The colonial era, spanning roughly from the late 18th to the mid-20th century, saw European powers conquer, occupy, and reshape the vast majority of the Muslim world. From the French invasion of Egypt in 1798 to the dismemberment of the Ottoman Empire after World War I, colonialism disrupted centuries-old Islamic institutions, redrew borders, and imposed Western legal and educational systems. The effects of this period continue to shape the Muslim world today.

The French in North Africa and the Levant

Napoleon's invasion of Egypt in 1798 marked the beginning of modern European colonial engagement with the Muslim world. France subsequently colonized Algeria (1830), Tunisia (1881), Morocco (1912), Syria, and Lebanon (1920). In Algeria, French colonization was particularly brutal, involving large-scale land confiscation, cultural suppression, and the displacement of the Muslim population. The Algerian War of Independence (1954-1962) cost over a million Algerian lives. Throughout North Africa, the French imposed their language and legal systems while marginalizing Islamic education and institutions.

The British Empire

Britain colonized or exercised control over vast Muslim territories, including the Indian subcontinent, Egypt, Sudan, Aden, the Malay Peninsula, and, after World War I, Iraq, Palestine, and Transjordan. British colonial policy often employed divide-and-rule strategies, exploiting ethnic and sectarian differences. In India, the impact was profound: the Mughal Empire was formally dissolved after the 1857 uprising, Islamic courts were replaced by British law, and traditional madrasas lost their state patronage. The partition of India in 1947 and the Balfour Declaration's promise of a Jewish homeland in Palestine (1917) created conflicts that persist to this day.

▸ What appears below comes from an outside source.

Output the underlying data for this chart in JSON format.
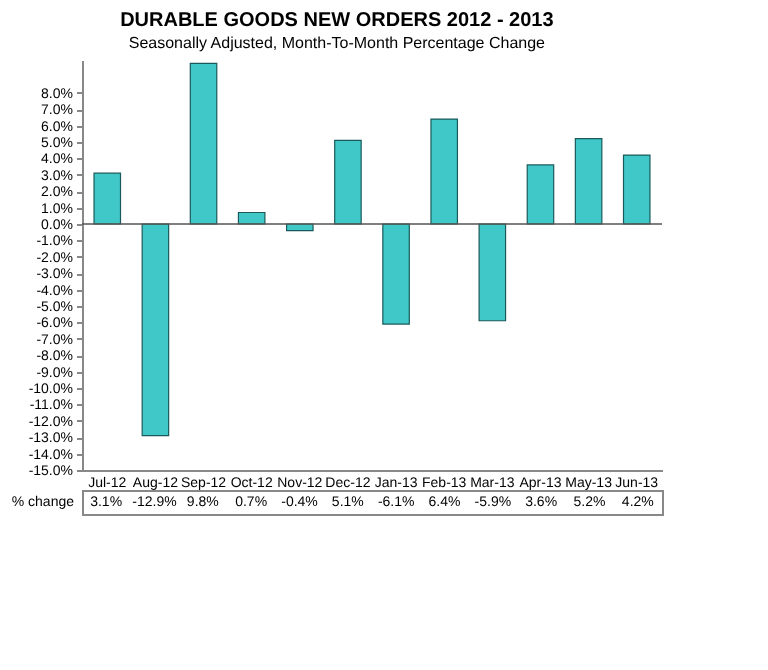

The Sykes-Picot Agreement and Its Legacy

The secret Sykes-Picot Agreement of 1916 between Britain and France divided the Ottoman territories of the Middle East into spheres of influence, creating artificial borders that ignored ethnic, tribal, and religious realities. The resulting states, Iraq, Syria, Lebanon, Jordan, and Palestine, were designed to serve colonial interests rather than the needs of their populations. This carving up of the Muslim world, done in betrayal of promises made to Arab leaders who had supported the Allied war effort, remains one of the most consequential and resented acts of the colonial era.

Resistance and Independence

Muslim resistance to colonialism took many forms, from armed rebellion to intellectual revival. Scholars like Jamal al-Din al-Afghani and Muhammad Abduh called for Islamic reform and pan-Islamic solidarity. Movements such as the Sanusiyya in Libya, the Mahdist state in Sudan, and the Deoband movement in India combined religious revival with anti-colonial struggle. Independence movements across the Muslim world eventually succeeded in the mid-20th century, but the colonial legacy of artificial borders, weakened institutions, and economic dependency continues to pose challenges.